A lot of sustainable technology was used on the build. The roof sports a 150 sq m (1,614 sq ft) photovoltaic array, and a 16 sq m (172 sq ft) solar thermal panel array, in addition to a rainwater collection system that provides water for toilet and garden use. In order to ensure all available rays are caught, the roof also slopes 19 degrees toward the southeast.
A Snøhetta representative told Gizmag that the photovoltaic array is expected to produce 19,200 kWh annually, while the home's total electricity needs are calculated at just 7,272 kWh per year.
Inside, carefully-placed glass encourages solar heat gain, while a heat exchanger expels excess heat and redirects it to warm tap water. An efficient underfloor heating system is also installed.
Surprisingly perhaps, at least given its focus on minimal energy use, the ZEB Pilot House also boasts a swimming pool and shower, which are warmed using surplus heat.
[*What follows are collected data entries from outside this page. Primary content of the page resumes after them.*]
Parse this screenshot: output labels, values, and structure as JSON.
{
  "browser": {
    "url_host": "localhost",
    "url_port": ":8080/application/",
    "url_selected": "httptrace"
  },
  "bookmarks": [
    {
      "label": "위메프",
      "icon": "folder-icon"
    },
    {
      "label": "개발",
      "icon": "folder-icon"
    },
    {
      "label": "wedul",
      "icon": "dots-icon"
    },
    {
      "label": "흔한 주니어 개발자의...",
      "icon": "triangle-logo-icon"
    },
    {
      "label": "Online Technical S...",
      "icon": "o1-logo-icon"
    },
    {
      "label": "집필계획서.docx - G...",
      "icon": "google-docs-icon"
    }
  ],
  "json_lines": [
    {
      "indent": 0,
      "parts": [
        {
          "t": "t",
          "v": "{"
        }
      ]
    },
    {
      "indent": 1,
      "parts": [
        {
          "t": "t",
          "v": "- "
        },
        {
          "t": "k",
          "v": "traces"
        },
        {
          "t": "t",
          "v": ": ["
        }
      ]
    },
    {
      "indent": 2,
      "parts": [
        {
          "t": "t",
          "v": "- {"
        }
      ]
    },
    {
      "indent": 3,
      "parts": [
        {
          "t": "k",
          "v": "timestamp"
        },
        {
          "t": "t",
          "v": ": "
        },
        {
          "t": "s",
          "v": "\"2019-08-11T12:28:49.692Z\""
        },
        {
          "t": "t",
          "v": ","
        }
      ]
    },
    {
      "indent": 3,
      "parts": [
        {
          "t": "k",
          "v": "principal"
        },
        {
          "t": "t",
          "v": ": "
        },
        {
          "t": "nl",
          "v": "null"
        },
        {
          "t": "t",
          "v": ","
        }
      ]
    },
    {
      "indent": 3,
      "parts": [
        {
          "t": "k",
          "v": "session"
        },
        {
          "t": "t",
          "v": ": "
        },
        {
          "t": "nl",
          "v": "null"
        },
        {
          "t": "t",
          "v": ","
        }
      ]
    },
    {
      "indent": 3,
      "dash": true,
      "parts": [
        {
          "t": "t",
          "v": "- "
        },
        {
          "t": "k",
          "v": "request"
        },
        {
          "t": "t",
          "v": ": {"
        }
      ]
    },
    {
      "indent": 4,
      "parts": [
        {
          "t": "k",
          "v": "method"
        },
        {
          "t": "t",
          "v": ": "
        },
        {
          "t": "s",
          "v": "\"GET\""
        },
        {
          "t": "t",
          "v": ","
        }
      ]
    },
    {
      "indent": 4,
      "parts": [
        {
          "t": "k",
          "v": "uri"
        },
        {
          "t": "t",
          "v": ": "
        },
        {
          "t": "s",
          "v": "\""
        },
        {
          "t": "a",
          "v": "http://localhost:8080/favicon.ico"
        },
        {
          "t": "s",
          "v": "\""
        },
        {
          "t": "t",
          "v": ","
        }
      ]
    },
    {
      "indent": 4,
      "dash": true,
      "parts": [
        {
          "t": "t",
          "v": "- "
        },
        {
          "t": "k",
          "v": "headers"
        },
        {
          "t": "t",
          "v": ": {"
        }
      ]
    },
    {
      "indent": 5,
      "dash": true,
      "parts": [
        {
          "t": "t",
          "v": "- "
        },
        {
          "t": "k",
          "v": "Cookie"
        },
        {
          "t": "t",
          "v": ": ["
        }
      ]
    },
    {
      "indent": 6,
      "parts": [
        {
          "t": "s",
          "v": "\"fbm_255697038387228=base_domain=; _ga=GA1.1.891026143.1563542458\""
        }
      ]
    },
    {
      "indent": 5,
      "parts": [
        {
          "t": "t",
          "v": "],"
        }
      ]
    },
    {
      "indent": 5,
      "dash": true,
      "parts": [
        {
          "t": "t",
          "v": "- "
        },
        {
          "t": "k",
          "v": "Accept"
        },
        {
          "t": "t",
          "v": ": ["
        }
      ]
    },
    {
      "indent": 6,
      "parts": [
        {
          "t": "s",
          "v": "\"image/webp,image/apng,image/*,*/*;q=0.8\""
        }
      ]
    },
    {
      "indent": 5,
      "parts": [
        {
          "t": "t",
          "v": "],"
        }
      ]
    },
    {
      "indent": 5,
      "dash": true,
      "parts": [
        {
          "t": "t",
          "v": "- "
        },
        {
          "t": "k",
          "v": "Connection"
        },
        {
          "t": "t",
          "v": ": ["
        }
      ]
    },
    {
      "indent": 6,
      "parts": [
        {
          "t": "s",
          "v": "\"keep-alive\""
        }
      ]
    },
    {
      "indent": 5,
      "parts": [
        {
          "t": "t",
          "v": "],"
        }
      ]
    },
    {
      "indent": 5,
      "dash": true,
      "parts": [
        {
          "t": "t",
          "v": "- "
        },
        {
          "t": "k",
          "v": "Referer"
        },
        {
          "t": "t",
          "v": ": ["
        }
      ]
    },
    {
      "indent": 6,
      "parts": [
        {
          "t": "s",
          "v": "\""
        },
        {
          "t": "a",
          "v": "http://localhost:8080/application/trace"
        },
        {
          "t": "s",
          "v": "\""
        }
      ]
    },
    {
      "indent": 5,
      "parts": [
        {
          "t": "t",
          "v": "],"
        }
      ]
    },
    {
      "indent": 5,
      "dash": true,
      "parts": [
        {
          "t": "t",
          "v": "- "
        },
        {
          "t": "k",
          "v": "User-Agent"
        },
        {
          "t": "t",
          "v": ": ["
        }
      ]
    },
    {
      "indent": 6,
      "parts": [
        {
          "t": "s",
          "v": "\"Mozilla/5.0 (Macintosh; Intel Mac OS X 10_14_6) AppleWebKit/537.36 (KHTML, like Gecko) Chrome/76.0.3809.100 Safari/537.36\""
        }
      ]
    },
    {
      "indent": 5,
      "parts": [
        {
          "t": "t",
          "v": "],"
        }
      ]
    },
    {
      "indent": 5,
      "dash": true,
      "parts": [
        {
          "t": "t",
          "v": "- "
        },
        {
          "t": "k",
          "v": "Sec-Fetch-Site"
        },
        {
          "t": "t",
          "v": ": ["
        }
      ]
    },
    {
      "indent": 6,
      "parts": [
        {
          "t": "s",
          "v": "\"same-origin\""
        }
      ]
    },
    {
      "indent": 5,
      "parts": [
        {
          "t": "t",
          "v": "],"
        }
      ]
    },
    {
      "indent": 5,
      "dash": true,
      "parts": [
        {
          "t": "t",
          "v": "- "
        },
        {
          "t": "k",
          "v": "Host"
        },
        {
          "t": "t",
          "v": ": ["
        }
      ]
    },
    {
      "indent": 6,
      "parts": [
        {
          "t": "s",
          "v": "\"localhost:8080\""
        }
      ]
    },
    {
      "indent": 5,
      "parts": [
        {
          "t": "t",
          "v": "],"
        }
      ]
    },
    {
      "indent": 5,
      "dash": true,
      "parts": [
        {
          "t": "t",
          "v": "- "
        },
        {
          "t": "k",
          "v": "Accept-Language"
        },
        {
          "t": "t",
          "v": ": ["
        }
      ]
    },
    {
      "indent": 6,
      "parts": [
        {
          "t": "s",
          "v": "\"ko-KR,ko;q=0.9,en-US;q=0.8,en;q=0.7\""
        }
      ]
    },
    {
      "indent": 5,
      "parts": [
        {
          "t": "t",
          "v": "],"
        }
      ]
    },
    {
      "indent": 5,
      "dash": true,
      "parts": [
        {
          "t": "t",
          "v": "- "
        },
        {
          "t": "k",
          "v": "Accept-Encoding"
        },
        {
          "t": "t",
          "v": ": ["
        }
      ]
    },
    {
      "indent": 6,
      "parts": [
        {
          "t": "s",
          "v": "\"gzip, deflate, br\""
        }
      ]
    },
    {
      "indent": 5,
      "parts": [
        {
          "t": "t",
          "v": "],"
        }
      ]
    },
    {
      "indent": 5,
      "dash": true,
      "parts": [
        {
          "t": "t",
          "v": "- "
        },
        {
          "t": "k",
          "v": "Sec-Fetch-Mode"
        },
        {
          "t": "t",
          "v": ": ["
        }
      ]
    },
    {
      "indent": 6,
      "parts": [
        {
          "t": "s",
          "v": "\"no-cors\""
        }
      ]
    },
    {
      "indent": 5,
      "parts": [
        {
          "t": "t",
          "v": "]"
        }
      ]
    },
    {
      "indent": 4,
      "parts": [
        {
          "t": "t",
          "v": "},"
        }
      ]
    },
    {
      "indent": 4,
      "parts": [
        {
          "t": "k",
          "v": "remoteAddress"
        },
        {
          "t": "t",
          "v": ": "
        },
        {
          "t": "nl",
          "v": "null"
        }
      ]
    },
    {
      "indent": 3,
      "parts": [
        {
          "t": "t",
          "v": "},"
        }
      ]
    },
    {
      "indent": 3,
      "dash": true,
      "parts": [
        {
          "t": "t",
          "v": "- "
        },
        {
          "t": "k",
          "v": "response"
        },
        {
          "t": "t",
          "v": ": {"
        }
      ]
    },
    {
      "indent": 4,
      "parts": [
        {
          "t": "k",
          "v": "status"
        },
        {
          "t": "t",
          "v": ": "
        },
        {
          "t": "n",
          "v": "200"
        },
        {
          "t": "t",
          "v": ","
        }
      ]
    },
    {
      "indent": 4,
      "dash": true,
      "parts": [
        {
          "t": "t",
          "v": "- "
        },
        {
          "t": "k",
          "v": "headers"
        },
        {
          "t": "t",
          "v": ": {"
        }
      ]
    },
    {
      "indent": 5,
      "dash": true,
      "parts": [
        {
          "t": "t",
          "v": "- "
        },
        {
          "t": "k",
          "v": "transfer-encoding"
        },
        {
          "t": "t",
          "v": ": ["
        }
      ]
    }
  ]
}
Moving outside, an atrium with fireplace and furnishing has been constructed for outdoor dining, and a small breakfast spot is built from recycled timber blocks. There's also a firewood-heated sauna and fruit trees and vegetable gardens to enable small-scale food production.
The ZEB Pilot House was completed earlier this month and its performance will be monitored longterm to ensure that it meets all estimates. Research organization SINTEF and building supply firms Brødrene Dahl and Optimera were also involved in the project.